1. Un Premio Giornalistico può realmente sensibilizzare l’opinione pubblica su un tema così specifico?
Credo di sì. Certo ci sono tanti altri modi per sensibilizzare le persone, in primis i principali mezzi d’informazione, ma anche un Premio giornalistico, per di più con un seguito piuttosto importante, può contribuire a tale risultato.
2. Qual è la storia o il caso che hai raccontato che ti ha segnato di più?
Tra i più recenti, mi ha colpito il racconto dell’alluvione in Romagna. Sono partito volontario pochi giorni dopo i fatti e trovandomi lì non ho potuto fare a meno di raccontare lo scenario di smarrimento, desolazione e in certi casi vera e propria distruzione di quanto costruito in una vita intera. Ma al tempo stesso anche la grande forza d’animo della gente e la solidarietà delle centinaia di ragazzi e ragazze impegnati nel sostegno alle popolazioni colpite.
3. È possibile raccontare la sofferenza senza rinunciare all’oggettività?
Penso proprio di sì. È chiaro che quando si raccontano episodi, scene o storie di sofferenza entra in gioco anche una certa dose di emotività e di empatia, ma l’oggettività è parte integrante ed essenziale del racconto giornalistico, e di questo va tenuto conto anche nelle situazioni appena citate.

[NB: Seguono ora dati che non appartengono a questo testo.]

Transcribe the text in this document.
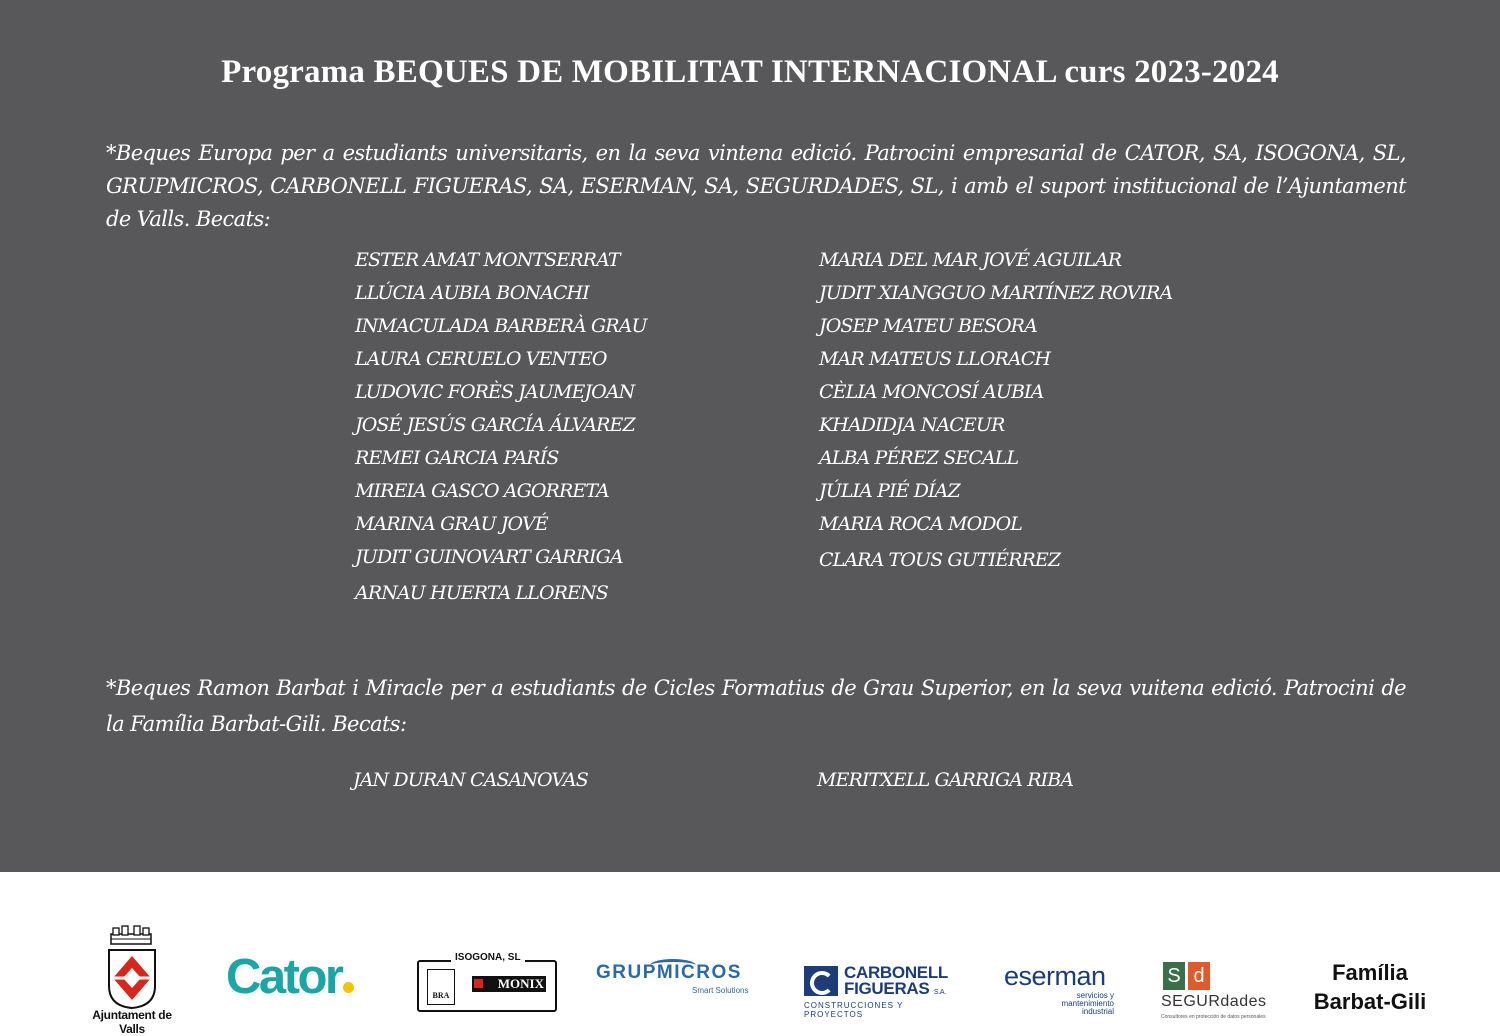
Programa BEQUES DE MOBILITAT INTERNACIONAL curs 2023-2024
*Beques Europa per a estudiants universitaris, en la seva vintena edició. Patrocini empresarial de CATOR, SA, ISOGONA, SL, GRUPMICROS, CARBONELL FIGUERAS, SA, ESERMAN, SA, SEGURDADES, SL, i amb el suport institucional de l’Ajuntament de Valls. Becats:
ESTER AMAT MONTSERRAT
LLÚCIA AUBIA BONACHI
INMACULADA BARBERÀ GRAU
LAURA CERUELO VENTEO
LUDOVIC FORÈS JAUMEJOAN
JOSÉ JESÚS GARCÍA ÁLVAREZ
REMEI GARCIA PARÍS
MIREIA GASCO AGORRETA
MARINA GRAU JOVÉ
JUDIT GUINOVART GARRIGA
ARNAU HUERTA LLORENS
MARIA DEL MAR JOVÉ AGUILAR
JUDIT XIANGGUO MARTÍNEZ ROVIRA
JOSEP MATEU BESORA
MAR MATEUS LLORACH
CÈLIA MONCOSÍ AUBIA
KHADIDJA NACEUR
ALBA PÉREZ SECALL
JÚLIA PIÉ DÍAZ
MARIA ROCA MODOL
CLARA TOUS GUTIÉRREZ
*Beques Ramon Barbat i Miracle per a estudiants de Cicles Formatius de Grau Superior, en la seva vuitena edició. Patrocini de la Família Barbat-Gili. Becats:
JAN DURAN CASANOVAS	MERITXELL GARRIGA RIBA
Ajuntament de Valls
Cator	ISOGONA, SL
BRA
MONIX
GRUPMICROS
Smart Solutions
CARBONELL
FIGUERAS S.A.
CONSTRUCCIONES Y PROYECTOS
eserman
servicios y
mantenimiento
industrial
S d
SEGURdades
Consultores en protección de datos personales
Família
Barbat-Gili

4. La Comunicazione Sociale è un tema che trova spazio sulle
testate?
Purtroppo non come dovrebbe ma in alcuni casi sì, specialmente durante eventi che catalizzano l’attenzione del pubblico e sono affini a certi temi, penso al Meeting di Rimini o alle iniziative della Comunità di Sant’Egidio.
5. Secondo te bisogna raccontare notizie sempre nuove?
Una notizia è di per sé un fatto nuovo, quindi sì.
6. Le testate, oggi, secondo te sono prodotti commerciali o servizi
pubblici?
Mi sforzo di credere che siano ancora servizi pubblici. Per forza di cose sono anche prodotti commerciali, penso ai ricavi pubblicitari con cui vivono i giornali o al marketing che ruota attorno a prodotti moderni come podcast o eventi live, ma penso che ognuna di queste tipologie di fare informazione debba essere comunque spinta dalla necessità di fare servizio pubblico.
7. È possibile fare informazione su tematiche sensibili senza creare allarmismi?
Non solo è possibile, è necessario. Purtroppo in Italia, penso per una questione di indole e culture latine, e quindi “calde”, tendiamo a vivere tutto, comprese le notizie, in maniera totalizzante, sia in positivo che in negativo. Ma l’allarmismo non porta da nessuna parte, e di conseguenza soprattutto trattando tematiche sensibili occorre equilibrio, rigore e attinenza ai fatti.
8. Come sei venuto a conoscenza del Premio?
Attraverso la scuola di giornalismo di Urbino, che ho frequentato, e che ogni anno invia agli ex allievi il bando di concorso.